四場



 日が暮れ、星と月と、時々飛び交う妖精たちの明かりだけになった時間。会議室にデジレたちが集まっていた。大人(十五歳以上)の男女二十人ほどだ。

「ヒラリオン」

 と、デジレに名を呼ばれ一歩前に出たのは、白縹しろはなだ色の髪の青年。少し長めの前髪が表情を隠しがちだが、時折覗く花萌葱はなもえぎの瞳には強い意志が宿っている。

「今日」

 ヒラリオンの声に全員が耳を傾ける。

「周知のとおり、奴隷商人と同じ型の馬車ですが、どの貴族の旗も掲げていないという謎の一行が森を通りました」

 通常、奴隷も領主である貴族の持ち物で、売買には必ず領主の許可が必要だ。そして運ぶさい、通る領地の領主からの許可もいる。今日はっていた道は帝国騎士ドリス子爵領を迂回するルートだ。

「しかも、削って隠そうとしたらしい」

 そういって取り出したのは、はぎ取ってきた甲冑。確かに、エンブレムが入っているべきところに少し雑だが削った跡が残っている。デジレはそれを慎重に指でなぞる。

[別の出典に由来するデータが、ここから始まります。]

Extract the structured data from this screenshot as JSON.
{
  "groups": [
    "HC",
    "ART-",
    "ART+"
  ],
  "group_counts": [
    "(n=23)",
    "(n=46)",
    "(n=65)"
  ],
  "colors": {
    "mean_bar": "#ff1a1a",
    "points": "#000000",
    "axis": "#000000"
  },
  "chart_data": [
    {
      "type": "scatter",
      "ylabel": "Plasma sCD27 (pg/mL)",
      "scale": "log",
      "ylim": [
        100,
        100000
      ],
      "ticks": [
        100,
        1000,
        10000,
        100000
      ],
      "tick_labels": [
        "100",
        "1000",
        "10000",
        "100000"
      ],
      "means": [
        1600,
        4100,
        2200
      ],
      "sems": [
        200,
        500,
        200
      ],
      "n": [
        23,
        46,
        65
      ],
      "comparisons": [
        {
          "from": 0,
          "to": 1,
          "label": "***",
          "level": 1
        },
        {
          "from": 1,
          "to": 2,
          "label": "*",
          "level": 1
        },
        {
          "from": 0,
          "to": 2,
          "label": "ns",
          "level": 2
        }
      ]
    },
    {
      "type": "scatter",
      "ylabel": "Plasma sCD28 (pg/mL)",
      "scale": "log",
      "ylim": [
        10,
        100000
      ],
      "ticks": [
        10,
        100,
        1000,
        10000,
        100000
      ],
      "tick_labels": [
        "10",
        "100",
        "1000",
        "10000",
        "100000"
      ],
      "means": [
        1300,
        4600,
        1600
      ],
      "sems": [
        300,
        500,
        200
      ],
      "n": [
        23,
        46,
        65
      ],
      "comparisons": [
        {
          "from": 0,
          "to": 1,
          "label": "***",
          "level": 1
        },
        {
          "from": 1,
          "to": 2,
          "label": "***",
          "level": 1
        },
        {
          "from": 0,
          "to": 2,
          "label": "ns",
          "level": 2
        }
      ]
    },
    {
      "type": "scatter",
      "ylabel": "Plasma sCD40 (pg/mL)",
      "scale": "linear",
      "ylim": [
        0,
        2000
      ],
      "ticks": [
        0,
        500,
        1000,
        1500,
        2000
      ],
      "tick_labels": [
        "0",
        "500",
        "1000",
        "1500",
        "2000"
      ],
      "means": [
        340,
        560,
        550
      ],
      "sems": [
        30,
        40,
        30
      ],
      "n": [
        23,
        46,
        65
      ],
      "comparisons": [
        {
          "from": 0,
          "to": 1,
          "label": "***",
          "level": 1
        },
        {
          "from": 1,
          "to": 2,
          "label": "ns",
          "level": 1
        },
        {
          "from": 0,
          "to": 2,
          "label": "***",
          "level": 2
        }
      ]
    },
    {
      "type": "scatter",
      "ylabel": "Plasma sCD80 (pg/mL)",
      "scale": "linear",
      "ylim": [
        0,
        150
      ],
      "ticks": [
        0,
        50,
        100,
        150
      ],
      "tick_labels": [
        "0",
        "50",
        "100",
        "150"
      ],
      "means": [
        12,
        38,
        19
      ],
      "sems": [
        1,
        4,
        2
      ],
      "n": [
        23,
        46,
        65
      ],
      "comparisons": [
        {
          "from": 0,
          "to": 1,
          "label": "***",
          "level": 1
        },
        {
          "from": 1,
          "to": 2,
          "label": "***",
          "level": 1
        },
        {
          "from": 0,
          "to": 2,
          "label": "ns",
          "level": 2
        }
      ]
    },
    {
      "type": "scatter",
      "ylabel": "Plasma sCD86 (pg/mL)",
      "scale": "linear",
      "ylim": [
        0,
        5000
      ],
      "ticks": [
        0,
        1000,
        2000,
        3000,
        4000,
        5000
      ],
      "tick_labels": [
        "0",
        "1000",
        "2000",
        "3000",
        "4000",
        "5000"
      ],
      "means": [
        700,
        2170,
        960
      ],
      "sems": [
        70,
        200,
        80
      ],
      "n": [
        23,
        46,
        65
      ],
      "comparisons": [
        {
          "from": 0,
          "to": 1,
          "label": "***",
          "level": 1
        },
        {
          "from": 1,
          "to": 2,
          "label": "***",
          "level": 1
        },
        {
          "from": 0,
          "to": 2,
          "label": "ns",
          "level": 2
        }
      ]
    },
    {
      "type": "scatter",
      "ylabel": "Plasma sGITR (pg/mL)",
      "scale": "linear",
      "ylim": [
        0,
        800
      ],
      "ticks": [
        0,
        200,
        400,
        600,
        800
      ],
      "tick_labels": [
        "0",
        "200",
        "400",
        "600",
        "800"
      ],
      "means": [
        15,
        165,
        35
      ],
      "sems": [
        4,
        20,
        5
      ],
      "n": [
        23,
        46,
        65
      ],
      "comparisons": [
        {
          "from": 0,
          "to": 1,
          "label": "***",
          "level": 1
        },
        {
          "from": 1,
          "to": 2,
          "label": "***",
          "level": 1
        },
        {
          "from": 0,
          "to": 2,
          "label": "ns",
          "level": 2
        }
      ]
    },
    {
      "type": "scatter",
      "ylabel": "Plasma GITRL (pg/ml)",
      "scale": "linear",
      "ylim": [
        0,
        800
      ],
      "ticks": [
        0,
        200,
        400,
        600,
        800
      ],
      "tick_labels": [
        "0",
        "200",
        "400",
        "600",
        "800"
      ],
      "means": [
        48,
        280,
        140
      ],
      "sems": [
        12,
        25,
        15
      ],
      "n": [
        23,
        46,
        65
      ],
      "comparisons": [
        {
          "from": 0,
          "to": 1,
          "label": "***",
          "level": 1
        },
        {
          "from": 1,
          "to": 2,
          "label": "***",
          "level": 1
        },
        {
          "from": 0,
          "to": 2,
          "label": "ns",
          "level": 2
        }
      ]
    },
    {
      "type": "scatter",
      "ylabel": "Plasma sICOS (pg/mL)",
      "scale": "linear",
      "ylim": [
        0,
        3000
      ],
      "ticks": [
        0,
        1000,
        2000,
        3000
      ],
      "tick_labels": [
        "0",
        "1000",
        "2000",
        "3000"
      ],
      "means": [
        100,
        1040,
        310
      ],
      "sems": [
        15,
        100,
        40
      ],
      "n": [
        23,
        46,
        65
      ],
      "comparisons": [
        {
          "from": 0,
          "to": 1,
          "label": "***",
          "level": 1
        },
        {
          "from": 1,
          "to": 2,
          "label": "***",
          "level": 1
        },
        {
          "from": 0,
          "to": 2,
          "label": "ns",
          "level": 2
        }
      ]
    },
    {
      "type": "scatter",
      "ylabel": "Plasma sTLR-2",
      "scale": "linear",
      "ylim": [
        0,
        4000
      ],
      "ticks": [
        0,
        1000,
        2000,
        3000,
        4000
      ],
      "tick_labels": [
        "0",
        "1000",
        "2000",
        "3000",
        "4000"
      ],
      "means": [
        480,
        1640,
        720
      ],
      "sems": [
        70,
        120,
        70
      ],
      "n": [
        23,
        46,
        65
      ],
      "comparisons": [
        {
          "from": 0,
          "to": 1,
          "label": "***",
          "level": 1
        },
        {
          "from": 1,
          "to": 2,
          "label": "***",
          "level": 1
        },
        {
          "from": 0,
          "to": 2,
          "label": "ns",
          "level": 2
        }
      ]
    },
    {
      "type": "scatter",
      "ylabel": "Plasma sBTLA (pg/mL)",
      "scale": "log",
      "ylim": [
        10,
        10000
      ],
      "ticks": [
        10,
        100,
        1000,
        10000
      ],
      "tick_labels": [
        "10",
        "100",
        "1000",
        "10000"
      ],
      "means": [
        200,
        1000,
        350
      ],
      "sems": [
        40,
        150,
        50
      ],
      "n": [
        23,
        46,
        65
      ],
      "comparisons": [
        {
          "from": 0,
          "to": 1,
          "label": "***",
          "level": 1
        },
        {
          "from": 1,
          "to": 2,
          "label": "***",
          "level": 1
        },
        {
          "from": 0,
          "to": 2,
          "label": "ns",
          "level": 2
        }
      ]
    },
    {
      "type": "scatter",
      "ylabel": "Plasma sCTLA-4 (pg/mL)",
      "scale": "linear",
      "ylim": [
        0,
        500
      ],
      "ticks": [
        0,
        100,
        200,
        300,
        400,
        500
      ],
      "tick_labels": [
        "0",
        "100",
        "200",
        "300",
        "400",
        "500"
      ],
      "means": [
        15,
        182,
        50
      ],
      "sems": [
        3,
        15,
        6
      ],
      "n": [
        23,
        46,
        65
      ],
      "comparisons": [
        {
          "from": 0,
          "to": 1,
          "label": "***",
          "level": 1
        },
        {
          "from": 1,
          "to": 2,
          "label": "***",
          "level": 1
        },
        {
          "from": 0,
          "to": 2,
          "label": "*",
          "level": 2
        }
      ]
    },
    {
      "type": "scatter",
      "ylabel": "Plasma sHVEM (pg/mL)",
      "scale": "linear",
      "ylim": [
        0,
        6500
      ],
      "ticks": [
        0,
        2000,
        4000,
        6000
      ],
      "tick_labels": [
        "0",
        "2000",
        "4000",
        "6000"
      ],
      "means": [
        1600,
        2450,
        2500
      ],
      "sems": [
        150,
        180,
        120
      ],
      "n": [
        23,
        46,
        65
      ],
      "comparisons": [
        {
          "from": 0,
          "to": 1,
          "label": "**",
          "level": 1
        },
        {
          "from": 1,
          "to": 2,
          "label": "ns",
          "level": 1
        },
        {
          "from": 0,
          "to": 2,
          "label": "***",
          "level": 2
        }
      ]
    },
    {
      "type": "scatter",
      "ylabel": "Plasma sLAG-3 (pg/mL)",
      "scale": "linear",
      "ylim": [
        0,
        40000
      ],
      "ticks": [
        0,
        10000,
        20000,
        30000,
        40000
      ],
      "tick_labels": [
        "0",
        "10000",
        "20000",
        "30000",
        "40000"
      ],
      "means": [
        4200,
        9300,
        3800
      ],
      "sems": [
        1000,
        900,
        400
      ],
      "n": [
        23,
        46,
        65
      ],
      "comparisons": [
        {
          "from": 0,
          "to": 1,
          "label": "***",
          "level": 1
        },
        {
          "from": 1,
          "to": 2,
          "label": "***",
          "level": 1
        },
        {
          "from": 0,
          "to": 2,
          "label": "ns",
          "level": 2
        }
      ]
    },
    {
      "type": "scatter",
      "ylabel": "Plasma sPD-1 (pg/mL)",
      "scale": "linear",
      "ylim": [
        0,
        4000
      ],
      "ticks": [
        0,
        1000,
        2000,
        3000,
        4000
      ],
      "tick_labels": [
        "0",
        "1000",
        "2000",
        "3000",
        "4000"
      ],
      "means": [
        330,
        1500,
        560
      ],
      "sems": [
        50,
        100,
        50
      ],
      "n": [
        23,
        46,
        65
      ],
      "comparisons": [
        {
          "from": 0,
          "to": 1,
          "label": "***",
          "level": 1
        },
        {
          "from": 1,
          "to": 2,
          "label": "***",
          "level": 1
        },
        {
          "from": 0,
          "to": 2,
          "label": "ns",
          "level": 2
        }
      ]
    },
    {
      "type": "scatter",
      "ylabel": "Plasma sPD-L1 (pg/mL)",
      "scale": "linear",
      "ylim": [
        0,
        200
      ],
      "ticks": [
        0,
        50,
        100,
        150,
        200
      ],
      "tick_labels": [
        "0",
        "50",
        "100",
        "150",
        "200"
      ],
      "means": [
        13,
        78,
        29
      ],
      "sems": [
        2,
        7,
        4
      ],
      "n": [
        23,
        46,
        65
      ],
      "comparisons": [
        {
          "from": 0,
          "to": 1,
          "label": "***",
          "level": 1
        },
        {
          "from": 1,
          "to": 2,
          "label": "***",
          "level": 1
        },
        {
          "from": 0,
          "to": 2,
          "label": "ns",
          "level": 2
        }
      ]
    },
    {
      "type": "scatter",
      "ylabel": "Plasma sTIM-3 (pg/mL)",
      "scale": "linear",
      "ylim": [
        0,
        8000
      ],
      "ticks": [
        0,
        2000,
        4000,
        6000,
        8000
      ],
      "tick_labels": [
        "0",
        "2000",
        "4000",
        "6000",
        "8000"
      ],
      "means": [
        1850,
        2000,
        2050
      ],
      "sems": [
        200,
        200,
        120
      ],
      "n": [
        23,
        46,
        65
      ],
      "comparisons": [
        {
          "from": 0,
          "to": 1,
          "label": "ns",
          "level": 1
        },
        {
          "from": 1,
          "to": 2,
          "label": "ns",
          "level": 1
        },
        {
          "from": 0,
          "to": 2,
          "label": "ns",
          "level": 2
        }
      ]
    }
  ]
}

「大きな……孔雀ピーコックが二羽。中央に紫丁香花リラ。ライラック伯爵のエンブレムだ」

 一瞬ざわつく。これは、ライラック伯爵が帝国にすら隠しておきたいものを運んでいたということになる。どういった策なのか。何を企んでいるのか。また十年前のように今度はフェッテ共和国に乗り込んでくるのか。

 動揺を隠しきれない。若い兵士たちは青ざめている。

「これはチャンスよ」

 バティルドが声高に言う。

「ライラック伯爵はあの日の首謀者。メドゥーサがどう関わっているのかまだわからないけれどこちらで捕えられたということは、ヤツの計画の足止めができたはず。デジレ!あの計画を急いで詰めるべきよ。こんなまたとないチャンス、逃したくない!」

 全員の思いだろう。親の、兄弟の敵を討ちたい。国を取り戻したい。だが、デジレはなかなか首を縦に振らない。

 そ、っとアルブレヒトがデジレの手を握る。

「大丈夫、もう俺たちは子供じゃない。」

「そう、だな」

 デジレは一瞬だけ顔を緩める。ついに、時は来たのだ。毎日慣れない家事と鍛錬でくたくたになりながら本を広げていた幼い自分を思い出す。十年経った今、背が伸び重い剣を片手で扱えるようになり、アイロンがけはバティルドより上手い自信がある。

 ぐっとこぶしを握り、大きく息を吐く。

「やろう」

 全員がデジレに注目する。

「決行は、建国記念日。ドゥシャ王国暦三百年目の一大行事だ」



「国を取り戻すぞ」



 残り三か月。デジレたちは大きな一歩を踏み出した。